We have recently seen tremendous progress in realistic text-to-motion generation. Yet, the existing methods often fail or produce implausible motions with unseen text inputs, which limits the applications. In this paper, we present OMG, a novel framework, which enables compelling motion generation from zero-shot open-vocabulary text prompts. Our key idea is to carefully tailor the pretrain-then-finetune paradigm into the text-to-motion generation. At the pre-training stage, our model improves the generation ability by learning the rich out-of-domain inherent motion traits. To this end, we scale up a large unconditional diffusion model up to 1B parameters, so as to utilize the massive unlabeled motion data up to over 20M motion instances.

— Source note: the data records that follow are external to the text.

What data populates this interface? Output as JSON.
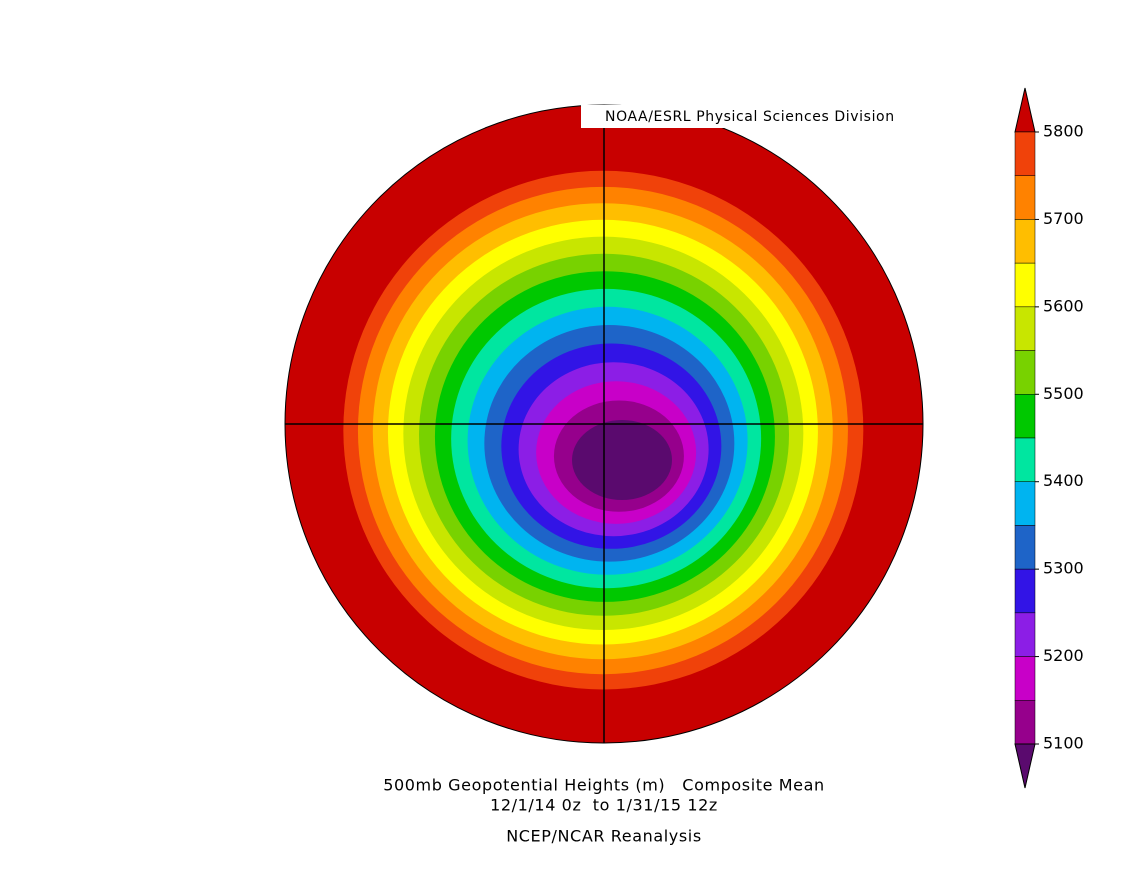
{
  "header": {
    "credit": "NOAA/ESRL Physical Sciences Division"
  },
  "colorbar": {
    "ticks": [
      5800,
      5700,
      5600,
      5500,
      5400,
      5300,
      5200,
      5100
    ],
    "colors": [
      "#c80000",
      "#f0420a",
      "#ff8200",
      "#ffbe00",
      "#ffff00",
      "#c8e600",
      "#78d200",
      "#00c800",
      "#00e6a0",
      "#00b4f0",
      "#1e64c8",
      "#3214e6",
      "#8c1ee6",
      "#c800c8",
      "#96008c",
      "#5a0a6e"
    ]
  },
  "caption": {
    "line1": "500mb Geopotential Heights (m)   Composite Mean",
    "line2": "12/1/14 0z  to 1/31/15 12z",
    "source": "NCEP/NCAR Reanalysis"
  }
}
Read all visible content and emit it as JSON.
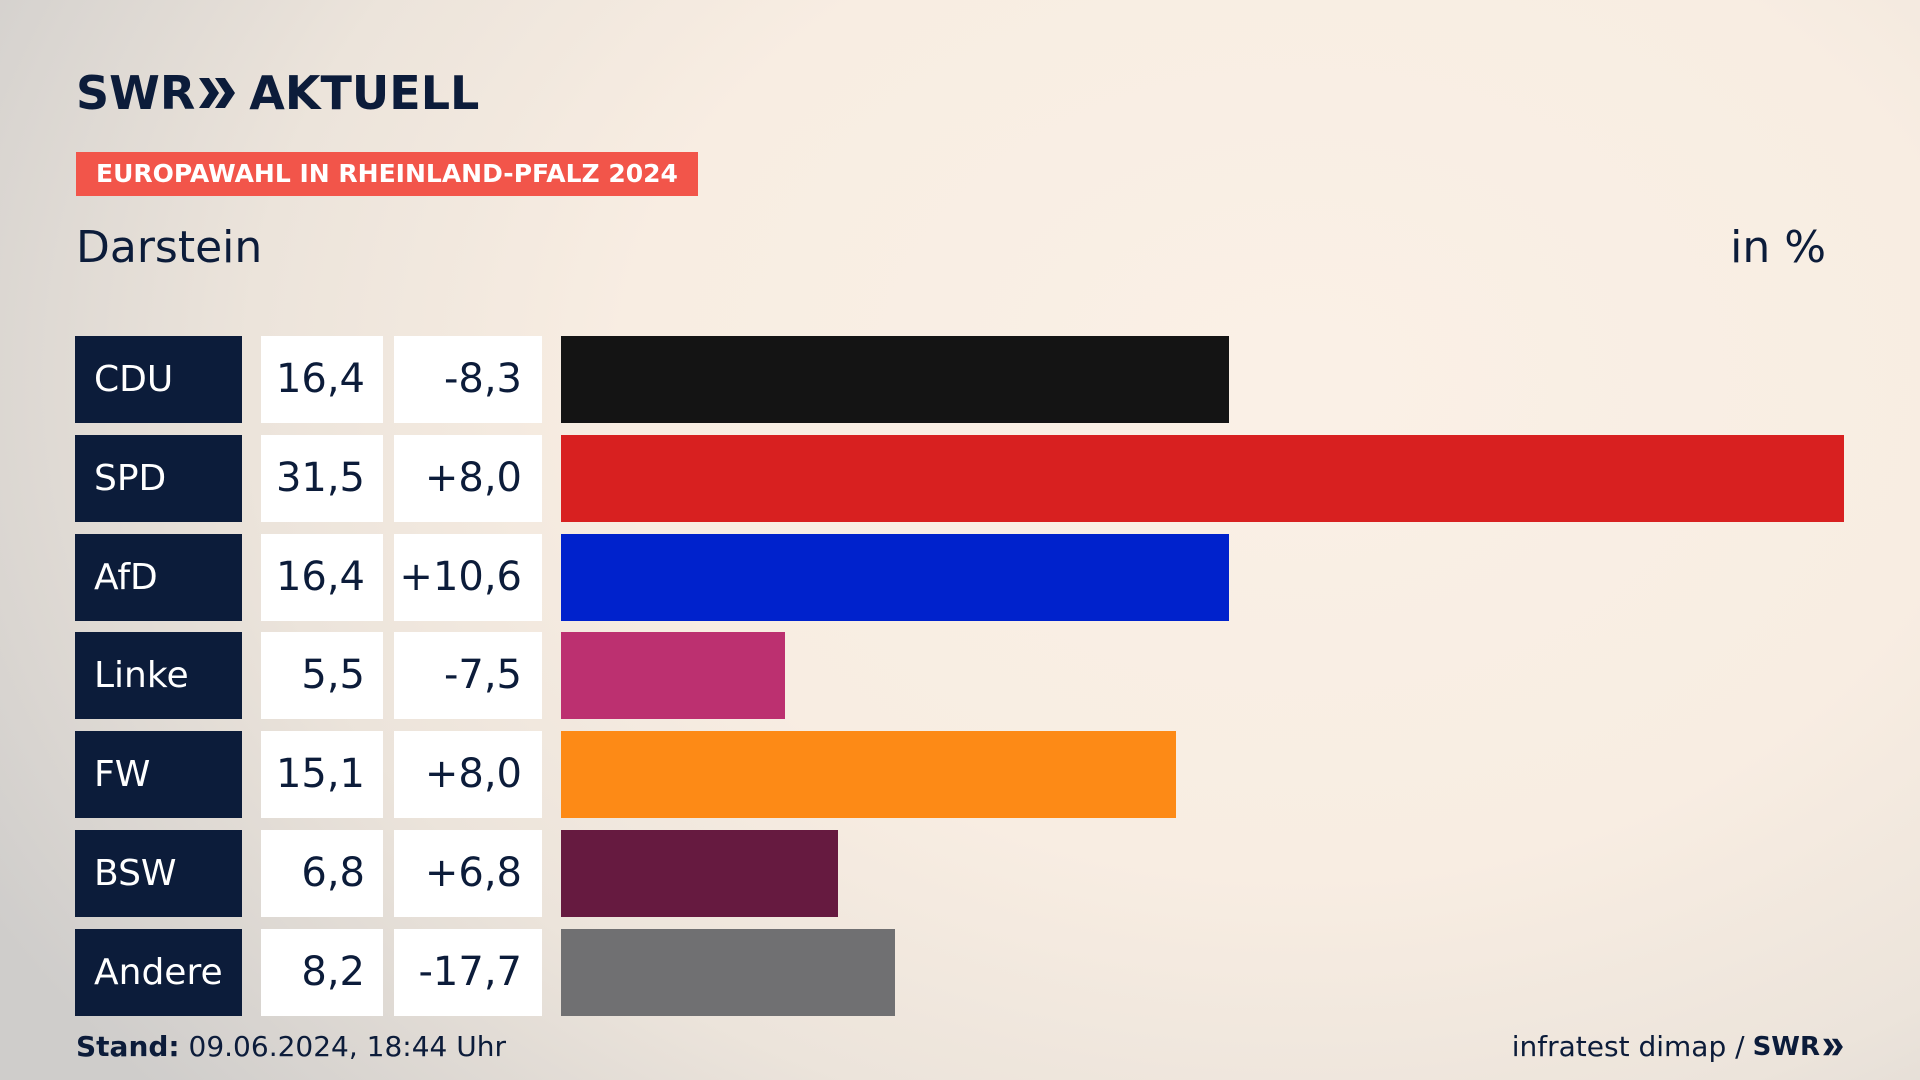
{
  "logo": {
    "brand": "SWR",
    "program": "AKTUELL"
  },
  "header": {
    "tag": "EUROPAWAHL IN RHEINLAND-PFALZ 2024",
    "place": "Darstein",
    "unit": "in %"
  },
  "chart_data": {
    "type": "bar",
    "orientation": "horizontal",
    "title": "EUROPAWAHL IN RHEINLAND-PFALZ 2024",
    "subtitle": "Darstein",
    "unit": "in %",
    "categories": [
      "CDU",
      "SPD",
      "AfD",
      "Linke",
      "FW",
      "BSW",
      "Andere"
    ],
    "values": [
      16.4,
      31.5,
      16.4,
      5.5,
      15.1,
      6.8,
      8.2
    ],
    "value_labels": [
      "16,4",
      "31,5",
      "16,4",
      "5,5",
      "15,1",
      "6,8",
      "8,2"
    ],
    "diff_labels": [
      "-8,3",
      "+8,0",
      "+10,6",
      "-7,5",
      "+8,0",
      "+6,8",
      "-17,7"
    ],
    "colors": [
      "#141414",
      "#d82020",
      "#0022cc",
      "#bc3070",
      "#fd8a16",
      "#661a40",
      "#707072"
    ],
    "grid": false
  },
  "footer": {
    "stand_label": "Stand:",
    "stand_value": "09.06.2024, 18:44 Uhr",
    "source": "infratest dimap /",
    "source_brand": "SWR"
  }
}
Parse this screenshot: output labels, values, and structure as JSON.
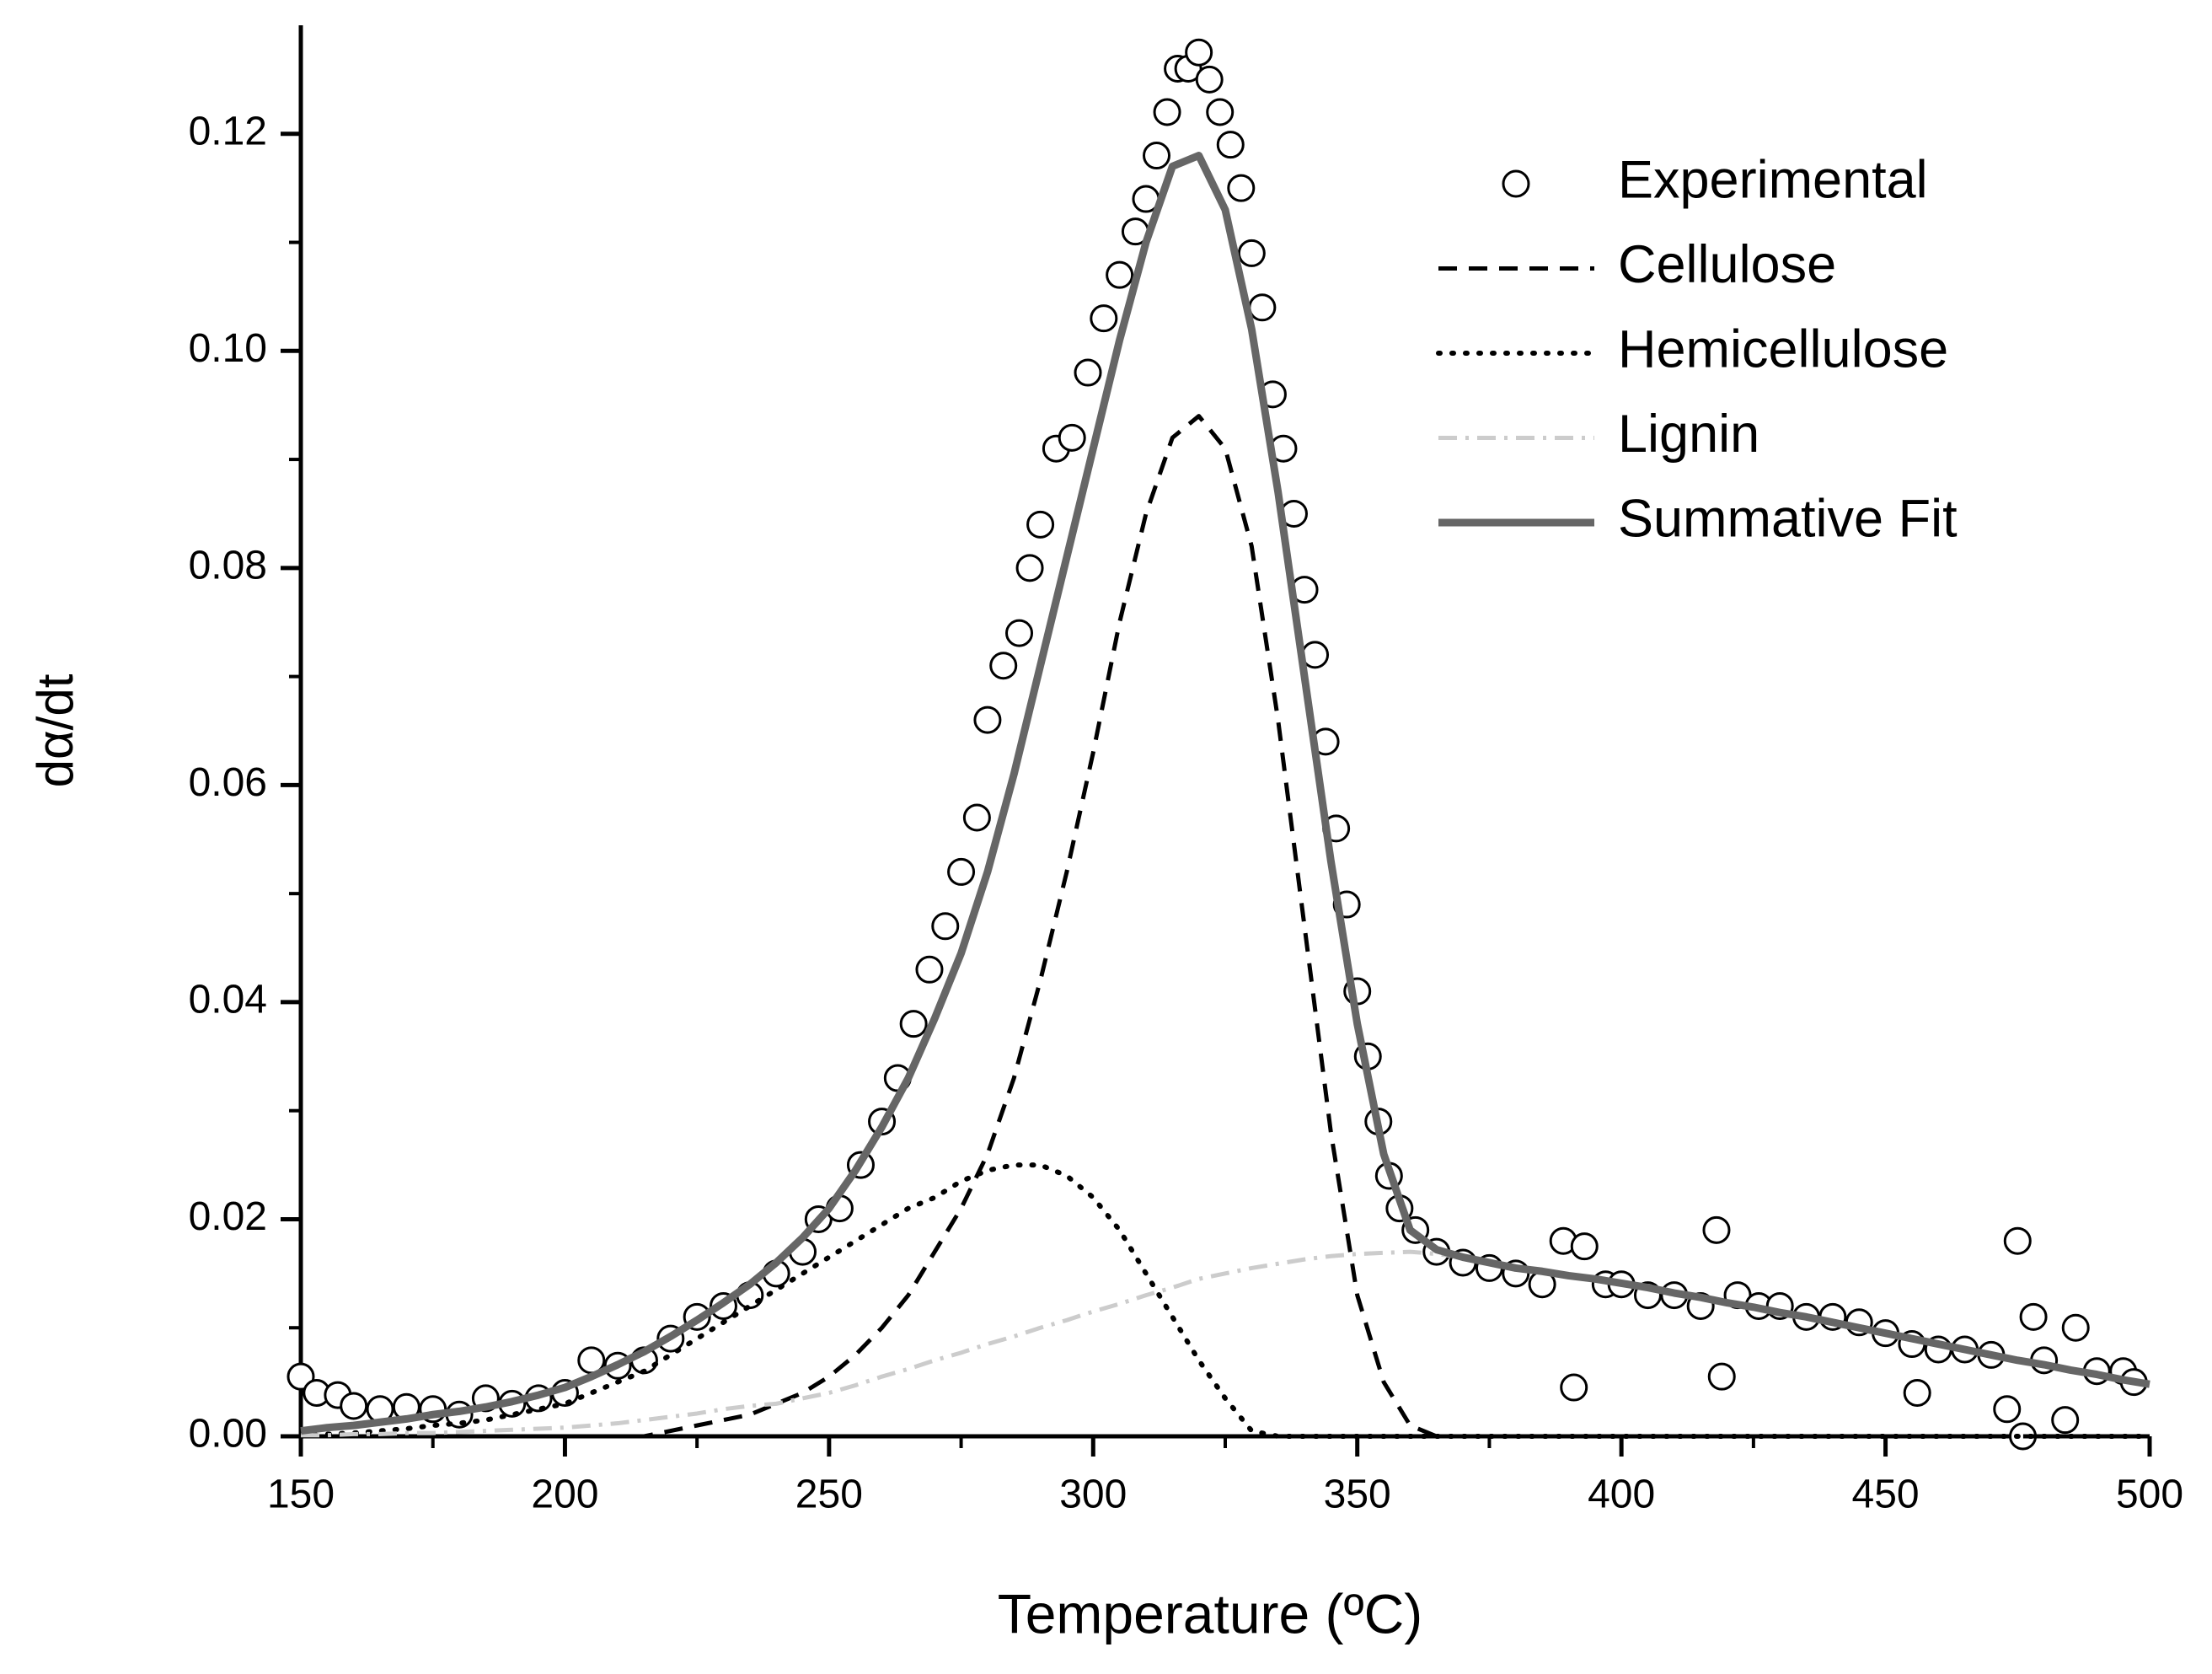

At the subsequent fine-tuning stage, we introduce motion ControlNet, which incorporates text prompts as conditioning information, through a trainable copy of the pre-trained model and the proposed novel Mixture-of-Controllers (MoC) block. MoC block adaptively recognizes various ranges of the sub-motions with a cross-attention mechanism and processes them separately with the text-token-specific experts. Such a design effectively aligns the CLIP token embeddings of text prompts to various ranges of compact and expressive motion features. Extensive experiments demonstrate that our OMG achieves significant improvements over the state-of-the-art methods on zero-shot text-to-motion generation. Project page: https://tr3e.github.io/omg-page.
Paper Structure (14 sections, 7 equations, 12 figures, 5 tables)

This paper contains 14 sections, 7 equations, 12 figures, 5 tables.

Figures (12)

  • Figure 1: Our Open-vocabulary Motion Generation (OMG) approach is capable of generating high-quality motions in response to unseen text prompts.
  • Figure 2: Method overview. We train our OMG model in two stages. First, we leverage large-scale unlabeled motion data to pre-train an unconditional diffusion model with up to 1B parameters (\ref{['sec:3.1']}). Then, we adopt a conditional fine-tuning scheme called motion ControlNet to condition the pre-trained diffusion model on text prompts (\ref{['sec:3.2']}). During inference, the pre-trained unconditional denoiser and the fine-tuned conditional denoiser are combined with classifier-free guidance, generating realistic motions with zero-shot text inputs.
  • Figure 3: Motion ControlNet (top) freezes the parameters of the pre-trained transformer layer and combines a trainable copy of the layer with the proposed Mixture-of-Controllers (bottom) block. The MoC block first fuses the text features and motion features and simultaneously determines the sub-motion ranges for each text token with the cross-attention mechanism. Then it performs fine-grained control of sub-motions with text-token-specific experts.
  • Figure 4: Qualitative results generated by our model given various unseen text prompts. Our model effectively captures the motion characteristics from either a single phrase or longer natural sentences.
  • Figure 5: Qualitative comparison. Our method can generate high-quality human motions that better align with text prompts than previous state-of-the-art methods.